Wednesday, November 12, 2008

Kyle's Essay

Kyle Sebastian
Professor H. Salsich
English 02
12 November 2008

Simple Magic;
An Essay on the Imagery in “The Way to Rainy Mountain.”

TS: There are always those few things in life that catch us off guard, leave us speechless. SD: The images that I get from Mr. Momaday’s descriptions is one of those things. CM: The way he seems to relate everything to something else like “great green and yellow grasshoppers are everywhere in the tall grass popping up like corn to sting the flesh” (Momaday 313) simply gives me great pleasure. CM: I think I like it so much because I could never make such a simple, beautiful connection, and we often envy what we can’t do or have.

TS: There are the strikingly beautiful examples of imagery in his story of his grandmother, but three, like sirens, whispered my name, sang out to me, beckoned for me to notice them.(3 Action Sentence) SD: The first was the quote about the grasshoppers I have already mentioned. CM: Suddenly these grasshoppers didn’t seem normal to me, I had willed them to be so much more in my mind. CM: Now they were these (2 FAST Words) gargantuan behemoths that seemed to poke their heads out of a forest of grass. SD: The second quote was on the same page not too far away, the sentence just before. CM: “At a distance in July or August the steaming foliage seems almost to writhe in fire.” (Momaday 313) CM: I imagined I was there, laying on the ground next to the leaves watching the dance of clear smoke rise off of them. SD: The third and final quote that called my name was found on page 315 describing the look of “Yellowstone”. CM: “The skyline at all directions close at hand the high wall of the woods and deep cleavages of shade” (Momaday 315) CM: Just before mentioning this Momaday spoke of the sense of confinement in Yellowstone and somehow I agreed with him. CM: The high wall of the woods reminded me of a birdcage, and unmovable object in a path, something you can’t climb over or move around and something that no one would dare enter for one reason or another. CS: Maybe I could just be looking too far into this story, but that’s what I love about it these quotes simply hold my interest and set my imagination free.

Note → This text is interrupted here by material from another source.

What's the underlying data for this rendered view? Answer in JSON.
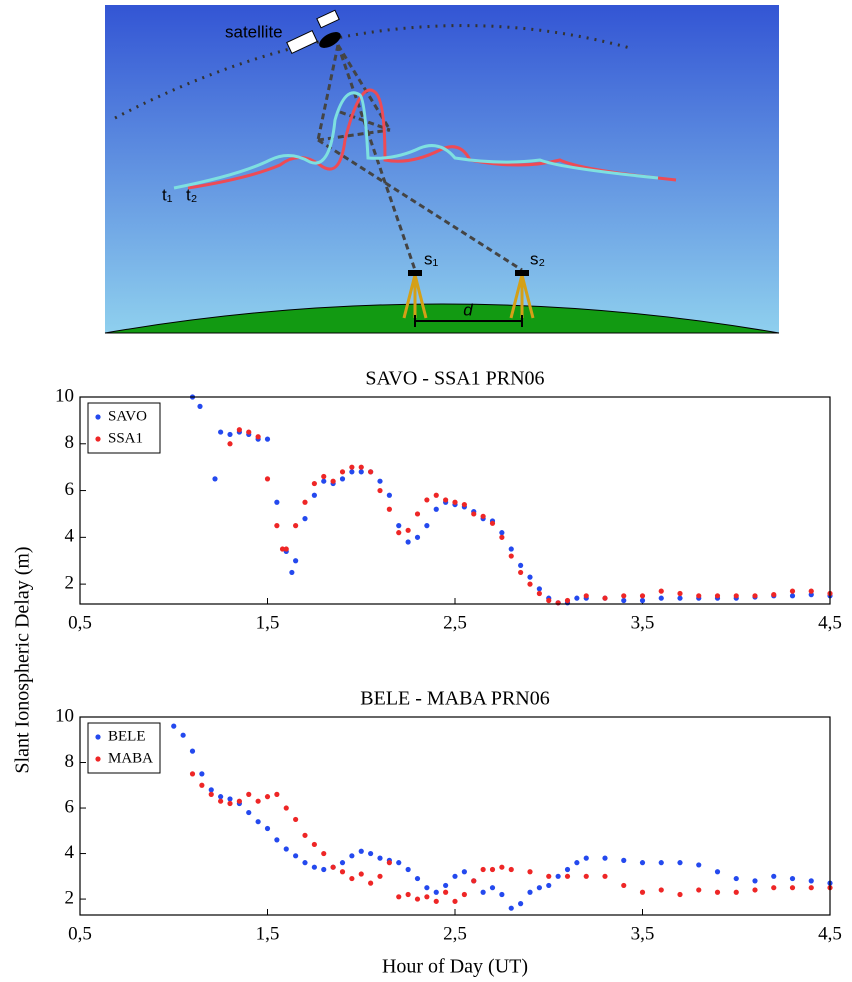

TS: I believe in a lot of things Love, Faith, Hope, but one of the most important is Magic. SD: It comforts to think of our world as a magical place that holds many wonders and miracles. CM: Some of these simple passages that Momaday has used are more powerful beacons of magic to me than anyone can imagine. CM: They represent the very essence of the simplicity of beauty and wonder that so many people walk past without even sparing a second look.

1 comment:

Hamilton Salsich said...

Kyle --

An excellent title -- and a fine opening paragraph ... but remember to give the author's full name and title of essay in the opening paragraph

"but three, like sirens, whispered my name, sang out to me, beckoned for me to notice them." This is excellent use of 3-action verb, but be careful about "overwriting". This elegant sentence would be great in a story, but perhaps sounds a little overdone in a formal school essay.

"...to me, I had..." You need a period after "me"

Second chunk: never use a quote as a separate sentence. Always blend it in to your own sentence so it makes one smooth sentence.

"...and unmovable" should be "an"

THE LAST TWO CMs ARE BEAUTIFUL!!

Last paragraph: "It comforts" should be "It comforts me..."

FINE WRITING AT THE END! AND MANY LOVELY SENTENCES THROUGHOUT. (But do be careful about overwriting.)